Skip to content

Control vs treatment

Every A/B test has at least two groups:

  • Control - the existing version. The baseline against which the variant is measured.
  • Treatment - the variant being tested. Embodies the hypothesis.

The comparison between them is the experiment. Random assignment makes the two groups equivalent in expectation, so any outcome difference is plausibly the effect of the change rather than the effect of which users happened to land where.

In most simple A/B tests the control is obvious - it’s whatever’s currently live. In bigger redesigns the question gets harder. Is the control the current site as-is, or the current site with minor cleanup that was going to ship anyway?
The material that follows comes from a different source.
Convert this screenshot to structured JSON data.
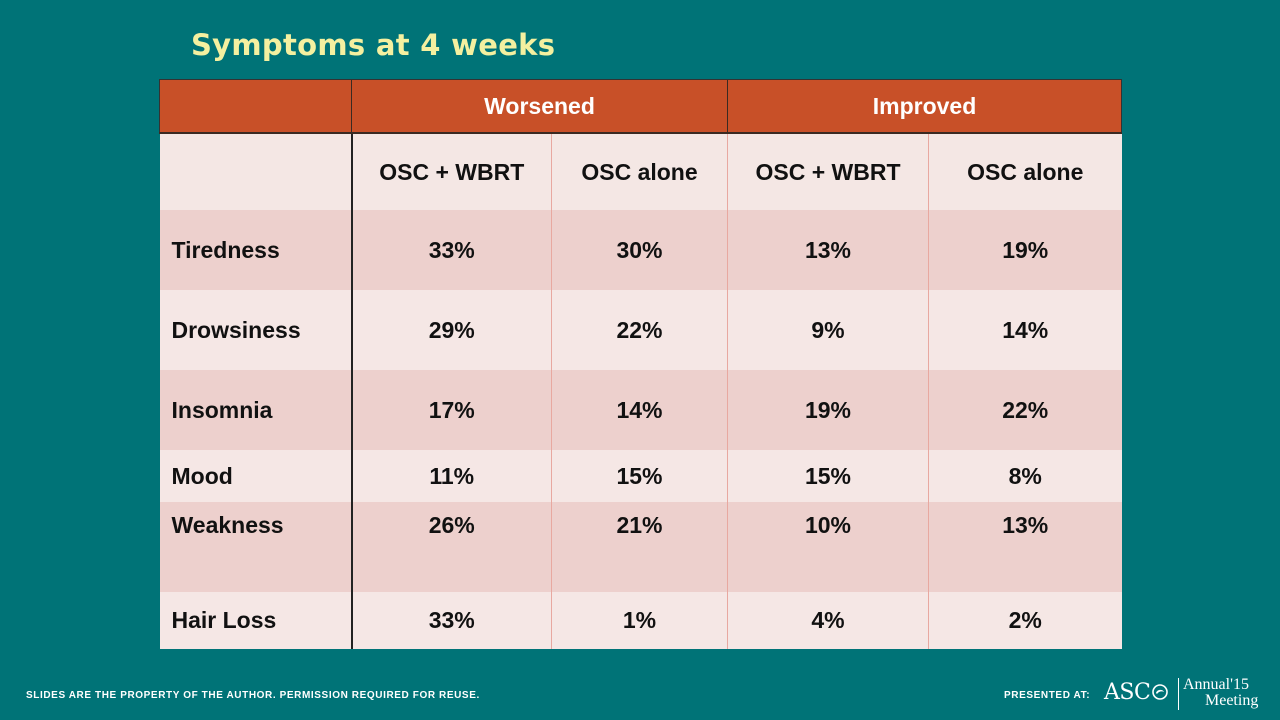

Is the control the version users see now, or a tighter version that strips out known broken bits?

The principle is that control should represent the realistic counterfactual - what would have been live if the test hadn’t happened. Choosing an artificially weak control inflates the apparent lift. Choosing a “fairer” control that doesn’t actually represent the status quo distorts the strategic decision.

A/B/C/D tests use one control and multiple treatments. The maths is straightforward but the multiple testing problem kicks in. More variants compared against control means more chances for one to randomly cross threshold. Each additional treatment needs more sample to maintain the same false-positive rate.
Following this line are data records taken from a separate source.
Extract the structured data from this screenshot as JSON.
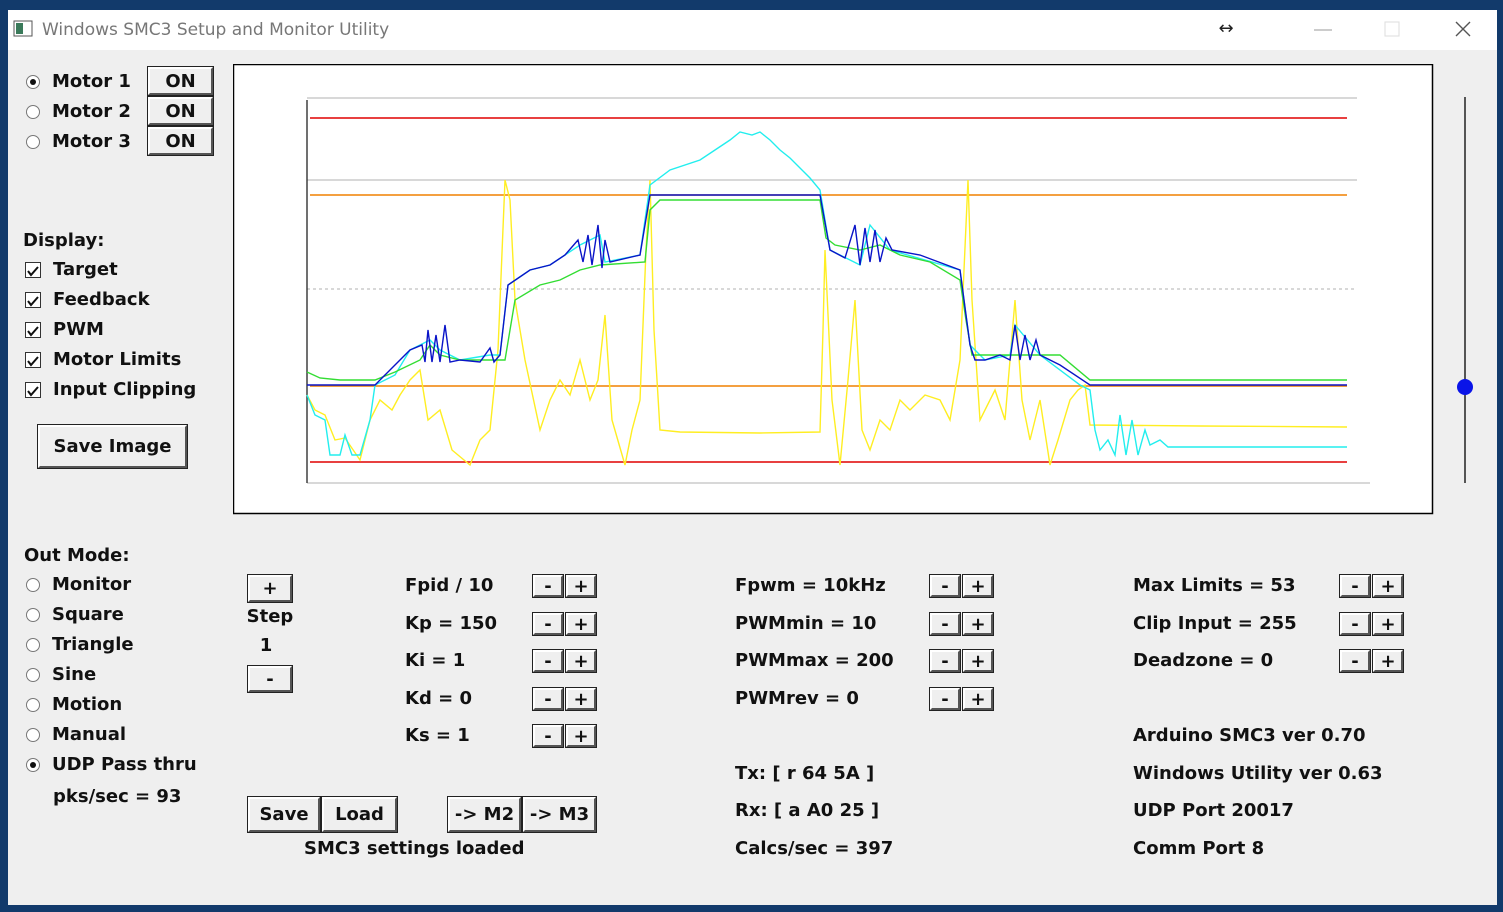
{
  "window": {
    "title": "Windows SMC3 Setup and Monitor Utility"
  },
  "motors": [
    {
      "label": "Motor 1",
      "button": "ON",
      "selected": true
    },
    {
      "label": "Motor 2",
      "button": "ON",
      "selected": false
    },
    {
      "label": "Motor 3",
      "button": "ON",
      "selected": false
    }
  ],
  "display": {
    "heading": "Display:",
    "options": [
      {
        "label": "Target",
        "checked": true
      },
      {
        "label": "Feedback",
        "checked": true
      },
      {
        "label": "PWM",
        "checked": true
      },
      {
        "label": "Motor Limits",
        "checked": true
      },
      {
        "label": "Input Clipping",
        "checked": true
      }
    ]
  },
  "save_image": "Save Image",
  "out_mode": {
    "heading": "Out Mode:",
    "options": [
      {
        "label": "Monitor",
        "selected": false
      },
      {
        "label": "Square",
        "selected": false
      },
      {
        "label": "Triangle",
        "selected": false
      },
      {
        "label": "Sine",
        "selected": false
      },
      {
        "label": "Motion",
        "selected": false
      },
      {
        "label": "Manual",
        "selected": false
      },
      {
        "label": "UDP Pass thru",
        "selected": true
      }
    ],
    "rate": "pks/sec = 93"
  },
  "step": {
    "plus": "+",
    "label": "Step",
    "value": "1",
    "minus": "-"
  },
  "adjust": {
    "minus": "-",
    "plus": "+"
  },
  "pid": [
    "Fpid / 10",
    "Kp = 150",
    "Ki = 1",
    "Kd = 0",
    "Ks = 1"
  ],
  "pwm": [
    "Fpwm = 10kHz",
    "PWMmin = 10",
    "PWMmax = 200",
    "PWMrev = 0"
  ],
  "limits": [
    "Max Limits = 53",
    "Clip Input = 255",
    "Deadzone = 0"
  ],
  "actions": {
    "save": "Save",
    "load": "Load",
    "to_m2": "-> M2",
    "to_m3": "-> M3",
    "message": "SMC3 settings loaded"
  },
  "comm": [
    "Tx: [ r 64 5A ]",
    "Rx: [ a A0 25 ]",
    "Calcs/sec = 397"
  ],
  "info": [
    "Arduino SMC3 ver 0.70",
    "Windows Utility ver 0.63",
    "UDP Port 20017",
    "Comm Port 8"
  ]
}
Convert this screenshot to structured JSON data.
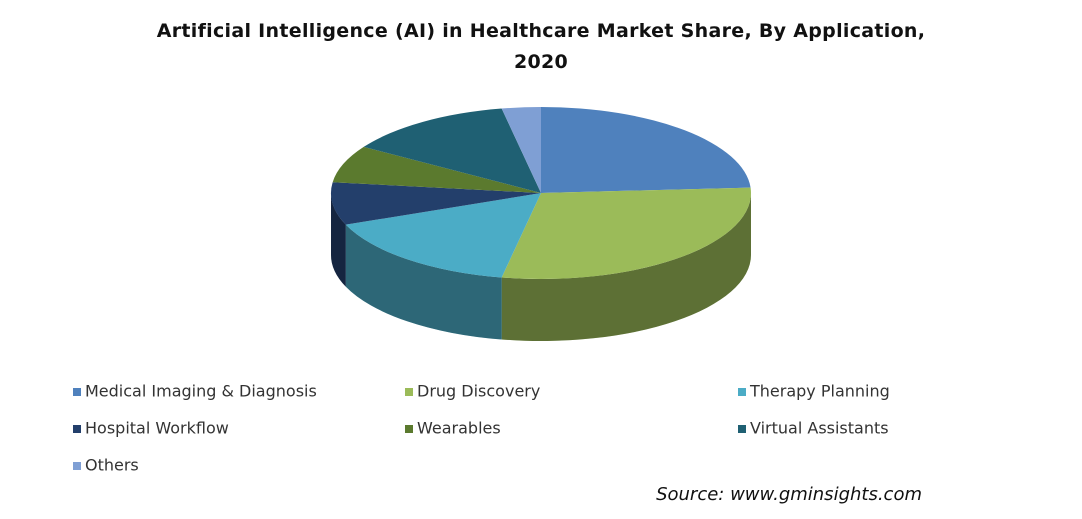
{
  "chart_data": {
    "type": "pie3d",
    "title": "Artificial Intelligence (AI) in Healthcare Market Share, By Application, 2020",
    "categories": [
      "Medical Imaging & Diagnosis",
      "Drug Discovery",
      "Therapy Planning",
      "Hospital Workflow",
      "Wearables",
      "Virtual Assistants",
      "Others"
    ],
    "values": [
      24,
      29,
      16,
      8,
      7,
      13,
      3
    ],
    "colors": [
      "#4f81bd",
      "#9bbb59",
      "#4bacc6",
      "#233f6b",
      "#5b7a2e",
      "#1f6073",
      "#7f9fd4"
    ],
    "legend": "bottom",
    "source": "Source: www.gminsights.com"
  }
}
A holdout is a special kind of control. The variant ships to 90% of traffic; 10% stays on control permanently for long-run measurement. The holdout’s purpose is different. It measures the long-tail effect of the change after launch, not whether the change wins in a fixed-horizon test. See holdout groups.
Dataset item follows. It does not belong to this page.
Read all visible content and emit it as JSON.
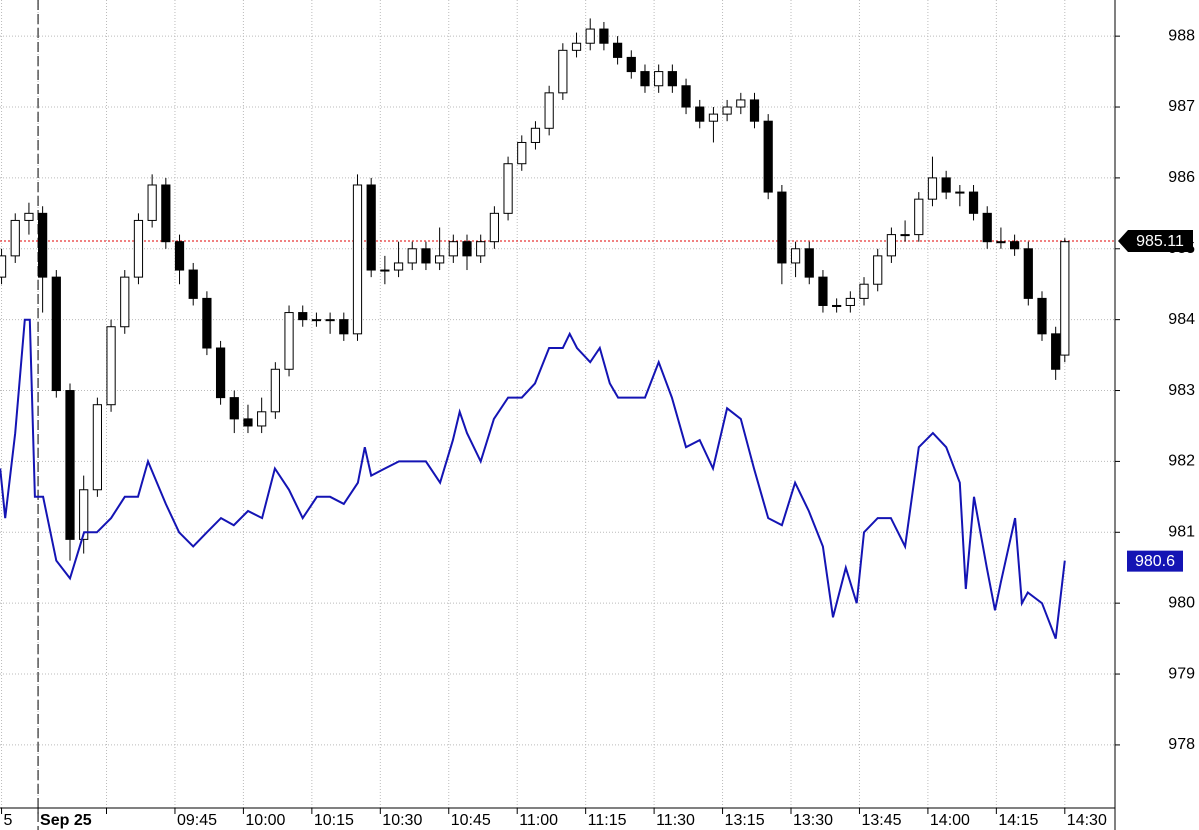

  • Treating the launched winner as the new “control” for the next test without considering whether the change was actually durable. The winner from a noisy underpowered test isn’t a stable baseline.
  • Not documenting what control was at the time the test ran. Three months later when you want to reanalyse, “current site” doesn’t tell you what was actually live.
  • Assuming control performance is stable. Seasonality, ad-mix changes, and other tests running on related surfaces all move control. Comparisons against historical control data are usually wrong.
  • Using a control that no real user ever sees. Some teams test against a stripped-down “clean baseline” instead of the live site. The result doesn’t generalise to launch.